Sunday, April 15, 2018

Azure Log Analytics Usage Caps

I am really happy with the state of the OMS solution in Azure.  It is constantly getting updated with new technologies.  One thing that has bugged me a bit in the past was how there was no way to effectively tell how much usage you had.  Sure there were some tools available to you (ie: using log analytics itself to determine usage) but there was no easy way to translate this to cost, and further, there was no way to limit this.

Just recently, the Log Analytics team announced a new feature called the data volume cap. The idea here is that you can set a maximum/limit on your how much data your workspace will ingest on a particular day.  This is a very important feature, especially after you turn on a service that checks a network connection on a tight loop!

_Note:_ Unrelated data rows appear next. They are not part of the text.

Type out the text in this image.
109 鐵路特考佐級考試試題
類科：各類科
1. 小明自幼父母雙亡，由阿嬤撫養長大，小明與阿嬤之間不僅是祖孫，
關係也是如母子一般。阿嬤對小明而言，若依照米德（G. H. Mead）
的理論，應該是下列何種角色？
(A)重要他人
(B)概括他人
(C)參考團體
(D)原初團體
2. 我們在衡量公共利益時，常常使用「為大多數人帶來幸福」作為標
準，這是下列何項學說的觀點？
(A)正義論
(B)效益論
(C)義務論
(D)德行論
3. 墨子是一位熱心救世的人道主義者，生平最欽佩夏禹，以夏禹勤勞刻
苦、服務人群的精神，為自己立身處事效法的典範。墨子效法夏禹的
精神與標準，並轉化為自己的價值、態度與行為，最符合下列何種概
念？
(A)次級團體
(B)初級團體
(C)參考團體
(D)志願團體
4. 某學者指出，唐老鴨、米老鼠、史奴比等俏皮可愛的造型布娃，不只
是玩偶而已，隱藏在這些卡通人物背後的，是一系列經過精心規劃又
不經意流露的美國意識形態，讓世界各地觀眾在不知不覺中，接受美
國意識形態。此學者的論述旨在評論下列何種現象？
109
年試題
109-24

When you navigate to the Usage and estimated costs, you now see the following:







The display above breaks down the logs per day, and also breaks it down by solution name.  As you can see from above, my Log Management solution is my main culprit.  This is probably due to all the performance data that I gather on my production databases.

Clicking on the Data Volume Management now gives you the following options:



It allows you to set the retention in days (like always) and also allows you to set a daily volume cap.  This cap allows you to set a cutoff time, which presumable doesn't line up with how log analytics determines daily usage.

The other part of this is the Azure Monitor integration for billing.  You can now visit the Usage and Estimated Cost tab of the monitor blade to understand estimated monthly costs.  There currently are only a few meters in here, but presumably this will expand.

Under the new pricing model your log analytics shows up as Data Ingestion



I can already see limitations to the current implementation.  It would be really nice to be able to limit particular solutions, or even particular resources within a solution.  I'd also like to have it easy to create alerts when the data limit is being reached, and/or create zones (ie: yellow range is above my tolerance, but I still want to collect).


One good example of the above would be to not limit the ingestion of Security logs, but maybe tailor back the performance logs when I am reaching the limit.  I'll be sure to pass some of this feedback to the team.